CHASSIS NO: 72345
• Period-correct T-head REO engine
• Vintage parts employed
• Brass Era sporting car
T-head four-cylinder engine, 30/35 HP, three-speed manual transmission, solid front axle and live rear axle with semi-elliptic leaf springs, rear wheel mechanical drum brakes; wheelbase: 112”
In the early days of motoring, fast cars were all the rage. Stripped down speedsters were the passion of many young drivers hoping to attain a sporty open air raceabout from car makers like Mercer or Stutz. In 1914, REO offered just two body styles, a five-passenger touring car and a two-passenger roadster, both powered by a 30-35 HP engine and neither of these being particularly sporty in their looks. This home-brew speedster’s origins have been lost to time, but it is believed to have initially been assembled in the late 1970s near Mason, Michigan. It was acquired by old car enthusiast, Dan Shafarman, who has a passion for REO automobiles. Under his ownership, he reportedly had the car running and finished, giving it the speedy persona it has today. According to our consignor, Shafarman hand formed the fenders on this car and then added two vintage brass headlights which were electrified to operate on a six-volt system. He then created dual bucket seats for the driver and passenger and added a fuel tank mounted high behind the seats. Several other special touches were added to complete the look including a rather distinguished paint scheme of fire-engine red with bright yellow applied to the spokes of the demountable rims as well as the undersides of the fenders plus attractive outlining on the seats. Shafarman’s final touch was to add a name to this home-built speedster; he christened it the REO Bearcat.

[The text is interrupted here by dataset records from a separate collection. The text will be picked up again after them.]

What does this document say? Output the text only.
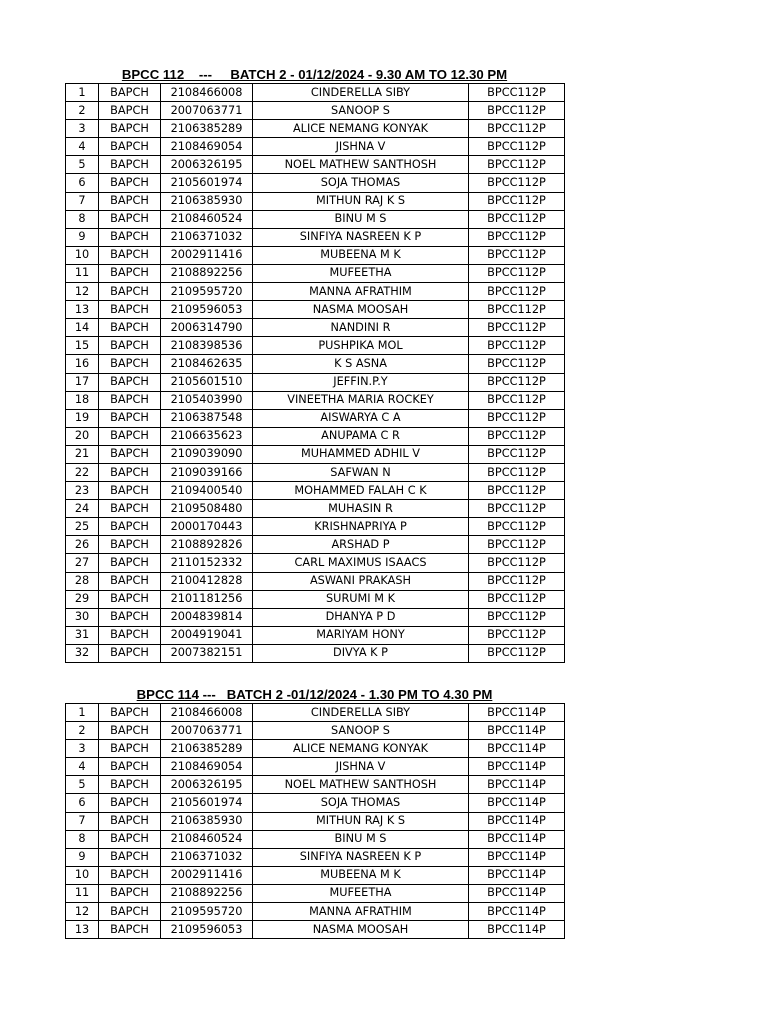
BPCC 112    ---     BATCH 2 - 01/12/2024 - 9.30 AM TO 12.30 PM
1	BAPCH	2108466008	CINDERELLA SIBY	BPCC112P
2	BAPCH	2007063771	SANOOP S	BPCC112P
3	BAPCH	2106385289	ALICE NEMANG KONYAK	BPCC112P
4	BAPCH	2108469054	JISHNA V	BPCC112P
5	BAPCH	2006326195	NOEL MATHEW SANTHOSH	BPCC112P
6	BAPCH	2105601974	SOJA THOMAS	BPCC112P
7	BAPCH	2106385930	MITHUN RAJ K S	BPCC112P
8	BAPCH	2108460524	BINU M S	BPCC112P
9	BAPCH	2106371032	SINFIYA NASREEN K P	BPCC112P
10	BAPCH	2002911416	MUBEENA M K	BPCC112P
11	BAPCH	2108892256	MUFEETHA	BPCC112P
12	BAPCH	2109595720	MANNA AFRATHIM	BPCC112P
13	BAPCH	2109596053	NASMA MOOSAH	BPCC112P
14	BAPCH	2006314790	NANDINI R	BPCC112P
15	BAPCH	2108398536	PUSHPIKA MOL	BPCC112P
16	BAPCH	2108462635	K S ASNA	BPCC112P
17	BAPCH	2105601510	JEFFIN.P.Y	BPCC112P
18	BAPCH	2105403990	VINEETHA MARIA ROCKEY	BPCC112P
19	BAPCH	2106387548	AISWARYA C A	BPCC112P
20	BAPCH	2106635623	ANUPAMA C R	BPCC112P
21	BAPCH	2109039090	MUHAMMED ADHIL V	BPCC112P
22	BAPCH	2109039166	SAFWAN N	BPCC112P
23	BAPCH	2109400540	MOHAMMED FALAH C K	BPCC112P
24	BAPCH	2109508480	MUHASIN R	BPCC112P
25	BAPCH	2000170443	KRISHNAPRIYA P	BPCC112P
26	BAPCH	2108892826	ARSHAD P	BPCC112P
27	BAPCH	2110152332	CARL MAXIMUS ISAACS	BPCC112P
28	BAPCH	2100412828	ASWANI PRAKASH	BPCC112P
29	BAPCH	2101181256	SURUMI M K	BPCC112P
30	BAPCH	2004839814	DHANYA P D	BPCC112P
31	BAPCH	2004919041	MARIYAM HONY	BPCC112P
32	BAPCH	2007382151	DIVYA K P	BPCC112P
BPCC 114 ---   BATCH 2 -01/12/2024 - 1.30 PM TO 4.30 PM
1	BAPCH	2108466008	CINDERELLA SIBY	BPCC114P
2	BAPCH	2007063771	SANOOP S	BPCC114P
3	BAPCH	2106385289	ALICE NEMANG KONYAK	BPCC114P
4	BAPCH	2108469054	JISHNA V	BPCC114P
5	BAPCH	2006326195	NOEL MATHEW SANTHOSH	BPCC114P
6	BAPCH	2105601974	SOJA THOMAS	BPCC114P
7	BAPCH	2106385930	MITHUN RAJ K S	BPCC114P
8	BAPCH	2108460524	BINU M S	BPCC114P
9	BAPCH	2106371032	SINFIYA NASREEN K P	BPCC114P
10	BAPCH	2002911416	MUBEENA M K	BPCC114P
11	BAPCH	2108892256	MUFEETHA	BPCC114P
12	BAPCH	2109595720	MANNA AFRATHIM	BPCC114P
13	BAPCH	2109596053	NASMA MOOSAH	BPCC114P
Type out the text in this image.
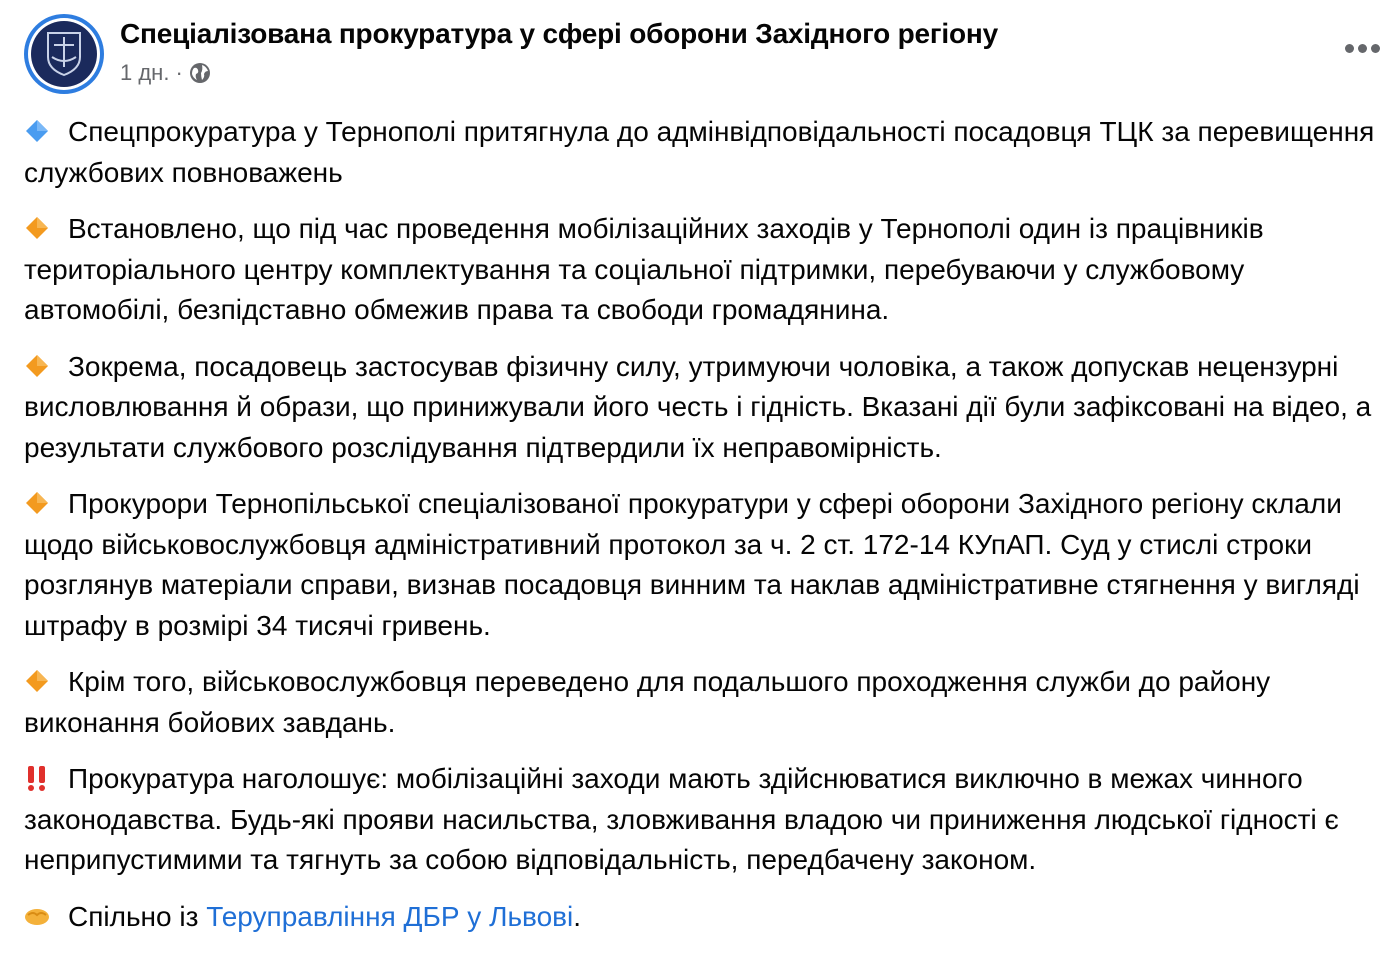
Спеціалізована прокуратура у сфері оборони Західного регіону
1 дн. ·

Спецпрокуратура у Тернополі притягнула до адмінвідповідальності посадовця ТЦК за перевищення службових повноважень

Встановлено, що під час проведення мобілізаційних заходів у Тернополі один із працівників територіального центру комплектування та соціальної підтримки, перебуваючи у службовому автомобілі, безпідставно обмежив права та свободи громадянина.

Зокрема, посадовець застосував фізичну силу, утримуючи чоловіка, а також допускав нецензурні висловлювання й образи, що принижували його честь і гідність. Вказані дії були зафіксовані на відео, а результати службового розслідування підтвердили їх неправомірність.

Прокурори Тернопільської спеціалізованої прокуратури у сфері оборони Західного регіону склали щодо військовослужбовця адміністративний протокол за ч. 2 ст. 172-14 КУпАП. Суд у стислі строки розглянув матеріали справи, визнав посадовця винним та наклав адміністративне стягнення у вигляді штрафу в розмірі 34 тисячі гривень.

Крім того, військовослужбовця переведено для подальшого проходження служби до району виконання бойових завдань.

Прокуратура наголошує: мобілізаційні заходи мають здійснюватися виключно в межах чинного законодавства. Будь-які прояви насильства, зловживання владою чи приниження людської гідності є неприпустимими та тягнуть за собою відповідальність, передбачену законом.

Спільно із Теруправління ДБР у Львові.
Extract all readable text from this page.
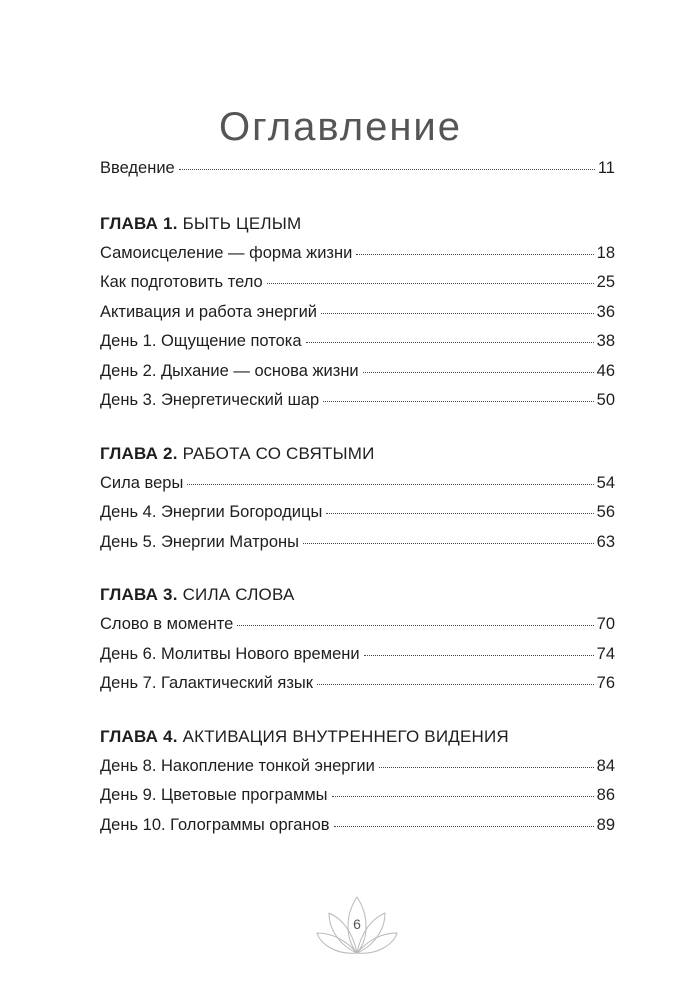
Оглавление
Введение	11
ГЛАВА 1. БЫТЬ ЦЕЛЫМ
Самоисцеление — форма жизни	18
Как подготовить тело	25
Активация и работа энергий	36
День 1. Ощущение потока	38
День 2. Дыхание — основа жизни	46
День 3. Энергетический шар	50
ГЛАВА 2. РАБОТА СО СВЯТЫМИ
Сила веры	54
День 4. Энергии Богородицы	56
День 5. Энергии Матроны	63
ГЛАВА 3. СИЛА СЛОВА
Слово в моменте	70
День 6. Молитвы Нового времени	74
День 7. Галактический язык	76
ГЛАВА 4. АКТИВАЦИЯ ВНУТРЕННЕГО ВИДЕНИЯ
День 8. Накопление тонкой энергии	84
День 9. Цветовые программы	86
День 10. Голограммы органов	89
6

Our consignor acquired the Bearcat a few years back. He found that while the State of Michigan has issued a title and a serial number for this car, it had never been registered to run on public roads due to a need to be able to pass a safety inspection. Since its current ownership, the engine has not been started. Our consignor does believe that the engine is from 1914 but believes the chassis might be from 1915. It was recently fitted with a new set of Firestone Non-Skid tires, but for the time being is a static display piece that rolls just fine. The REO Bearcat could be an ideal candidate for project car which could result in some rather exciting motoring tales, but only if you’re ready for a REO!